Well, isn't that interesting? The ground cover over here's a different <BLAM!>

GM cress changes color in the presence of the by-products of explosives’ decomposition (NO2), giving a handy map to the minefield beneath. If I weren’t such a cynical bastard, I wouldn’t interpret the land-mine-clearing charity’s objections as "Hey, we’ve got a good thing going here; don’t rock the boat."
All my minefields are already sown in lilacs and iris.

Annual changing of the addresses

It took nearly a year since the last time my entity-reference-encoded email address got spam, but it’s happened again, so I guess it’s time to change it. fpcraig is dead; long live blogboy.
As an experiment, and because I knew I’d be deactivating fpcraig soon anyway, I tried the “remove me” link provided in the first piece of spam fpcraig received. Within three and a half hours, the second piece arrived, and within 15 hours, the address received the latest worm. By comparison, my primary email address receives an average of one piece of spam a week, and has never been sent a worm (other than from a dear, but somewhat careless, friend). And yes, I can read the headers: the spam and the worm all came through standard spammer channels (originating on (or at least relayed through) machines in dialup IP space, and sent to my secondary MXer); so far, my dear friend seems to be clean.
On the downside, now I’m getting dictionary-spammed. Crap.

The Other Kind of Thrift

From 1916, a book that tells you all about the kind of thrift where you pay less money instead of more, Adventures in Thrift. Yes, the tips are told as the thrifty adventures of Mrs. Larry!

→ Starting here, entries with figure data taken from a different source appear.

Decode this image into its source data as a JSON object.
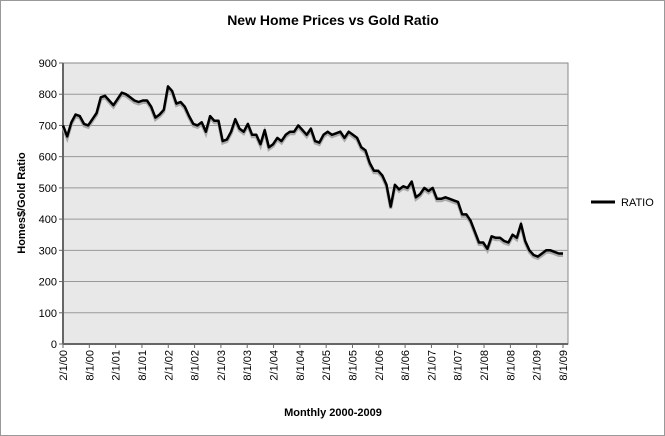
{
  "chart_data": {
    "type": "line",
    "title": "New Home Prices vs Gold Ratio",
    "xlabel": "Monthly 2000-2009",
    "ylabel": "Homes$/Gold Ratio",
    "ylim": [
      0,
      900
    ],
    "yticks": [
      "0",
      "100",
      "200",
      "300",
      "400",
      "500",
      "600",
      "700",
      "800",
      "900"
    ],
    "xticks": [
      "2/1/00",
      "8/1/00",
      "2/1/01",
      "8/1/01",
      "2/1/02",
      "8/1/02",
      "2/1/03",
      "8/1/03",
      "2/1/04",
      "8/1/04",
      "2/1/05",
      "8/1/05",
      "2/1/06",
      "8/1/06",
      "2/1/07",
      "8/1/07",
      "2/1/08",
      "8/1/08",
      "2/1/09",
      "8/1/09"
    ],
    "grid": true,
    "legend_placement": "right",
    "series": [
      {
        "name": "RATIO",
        "color": "#000000",
        "values": [
          700,
          665,
          710,
          735,
          730,
          705,
          700,
          720,
          740,
          790,
          795,
          780,
          765,
          785,
          805,
          800,
          790,
          780,
          775,
          780,
          780,
          760,
          725,
          735,
          750,
          825,
          810,
          770,
          775,
          760,
          730,
          705,
          700,
          710,
          680,
          730,
          715,
          715,
          650,
          655,
          680,
          720,
          690,
          680,
          705,
          670,
          670,
          640,
          685,
          630,
          640,
          660,
          650,
          670,
          680,
          680,
          700,
          685,
          670,
          690,
          650,
          645,
          670,
          680,
          670,
          675,
          680,
          660,
          680,
          670,
          660,
          630,
          620,
          580,
          555,
          555,
          540,
          510,
          440,
          510,
          495,
          505,
          500,
          520,
          470,
          480,
          500,
          490,
          500,
          465,
          465,
          470,
          465,
          460,
          455,
          415,
          415,
          395,
          360,
          325,
          325,
          305,
          345,
          340,
          340,
          330,
          325,
          350,
          340,
          385,
          330,
          300,
          285,
          280,
          290,
          300,
          300,
          295,
          290,
          290
        ]
      }
    ]
  }
}
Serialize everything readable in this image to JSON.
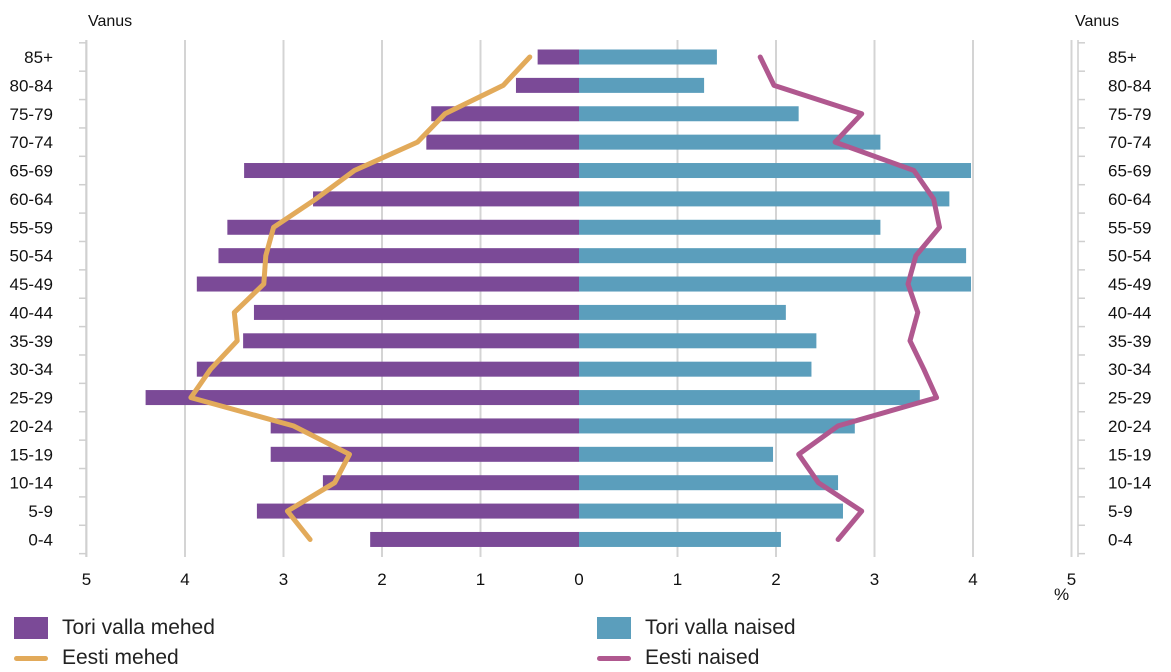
{
  "chart_data": {
    "type": "population-pyramid",
    "left_axis_label": "Vanus",
    "right_axis_label": "Vanus",
    "x_unit": "%",
    "x_range": [
      -5,
      5
    ],
    "x_ticks": [
      "5",
      "4",
      "3",
      "2",
      "1",
      "0",
      "1",
      "2",
      "3",
      "4",
      "5"
    ],
    "grid": true,
    "categories": [
      "85+",
      "80-84",
      "75-79",
      "70-74",
      "65-69",
      "60-64",
      "55-59",
      "50-54",
      "45-49",
      "40-44",
      "35-39",
      "30-34",
      "25-29",
      "20-24",
      "15-19",
      "10-14",
      "5-9",
      "0-4"
    ],
    "series": [
      {
        "name": "Tori valla mehed",
        "kind": "bar",
        "side": "left",
        "color": "#7b4a97",
        "values": [
          0.42,
          0.64,
          1.5,
          1.55,
          3.4,
          2.7,
          3.57,
          3.66,
          3.88,
          3.3,
          3.41,
          3.88,
          4.4,
          3.13,
          3.13,
          2.6,
          3.27,
          2.12
        ]
      },
      {
        "name": "Tori valla naised",
        "kind": "bar",
        "side": "right",
        "color": "#5b9ebc",
        "values": [
          1.4,
          1.27,
          2.23,
          3.06,
          3.98,
          3.76,
          3.06,
          3.93,
          3.98,
          2.1,
          2.41,
          2.36,
          3.46,
          2.8,
          1.97,
          2.63,
          2.68,
          2.05
        ]
      },
      {
        "name": "Eesti mehed",
        "kind": "line",
        "side": "left",
        "color": "#e2aa5a",
        "values": [
          0.5,
          0.77,
          1.36,
          1.64,
          2.28,
          2.67,
          3.1,
          3.18,
          3.2,
          3.5,
          3.47,
          3.74,
          3.94,
          2.9,
          2.33,
          2.48,
          2.96,
          2.73
        ]
      },
      {
        "name": "Eesti naised",
        "kind": "line",
        "side": "right",
        "color": "#b0588f",
        "values": [
          1.84,
          1.98,
          2.87,
          2.6,
          3.4,
          3.6,
          3.66,
          3.42,
          3.34,
          3.44,
          3.36,
          3.5,
          3.63,
          2.63,
          2.23,
          2.43,
          2.87,
          2.63
        ]
      }
    ]
  },
  "legend": {
    "men_bar": "Tori valla mehed",
    "women_bar": "Tori valla naised",
    "men_line": "Eesti mehed",
    "women_line": "Eesti naised"
  }
}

“Mrs. Larry was not her real name. She was Mrs. Lawrence Hall, born Gregory, christened Elizabeth Ellen, but from the day of her marriage she had been nick-named “Mrs. Larry” by all those fortunate enough to count themselves as friends or acquaintances. And she loved the name. She said it made her feel so completely married to Larry.”

I say a little prayer for you

From Israel21c:

Jan. 21 – The chief rabbi of the city of Safed, Shlomo Eliyahu, has composed a special prayer for those who have accidentally entered pornographic sites or have had those sites pop up unannounced on their screens. Yediot Aharonot reported that concerned religious surfers contacted Rabbi Eliyahu,telling him that they had accidentally entered pornographic sites while surfing. On hearing this, Eliyahu composed a special prayer for protection from entering pornographic sites by accident: “Please, God, help me to cleanse my computer of all sorts of viruses and evil images that spoil and interfere with my lawful work, and allow me to cleanse myself so that I may be pure of mind and may pray with a perfect heart, and that I may raise a family in true, stable love.” Eliyahu said that the prayer should be said every time one goes onto the Internet.

Me, I’m sticking with AVG.

Another Miracle Cure

From the jacket of the book Letters to Henrietta, another potential miracle cure:
“Until the middle-aged, unmarried Isabella Bird (1831-1904) left her native Scotland for an independent life of travel, she was debilitated by illness, suffering from “neuralgia, pain in my bones, pricking like pins and needles in my limbs, excruciating nervousness, exhaustion, inflamed eyes, sore throat, swelling of the glands behind each ear, stupidity.” Bird was so weak that she required a steel support to hold her head up and spent most of her time confined to bed. Desperate to find a cure, her doctors finally packed her off to the Pacific and Switzerland. Once abroad, the forty-year-old invalid miraculously recovered, and became determined to seek any adventure that allowed her to see the singular beauty of nature. In Hawaii, she was the first woman to climb the world’s highest volcano; in Perak, she rode elephants through the jungles; in Colorado, she scaled 14,000-foot mountains, spent six months traveling mostly alone on horseback, and fell in love with a one-eyed
desperado named Rocky Mountain Jim. But whenever she went home to Scotland, her symptoms returned, making another trip essential. Bird’s remarkable journeys took her to the remotest parts of the world and brought her considerable fame. In this fascinating collection of Bird’s previously unpublished letters to her homebound younger sister Henrietta, one experiences her journeys firsthand and gains insight into the ambiguous private life of a woman who often invented her public face.
Containing correspondence from her first two grand tours to Australia, Hawaii, and Colorado in 1872-1873, and to Japan, China, Malaya, and the Holy Land in 1878-1879, Letters to Henrietta provides a fresh view of the legendary Victorian traveler.”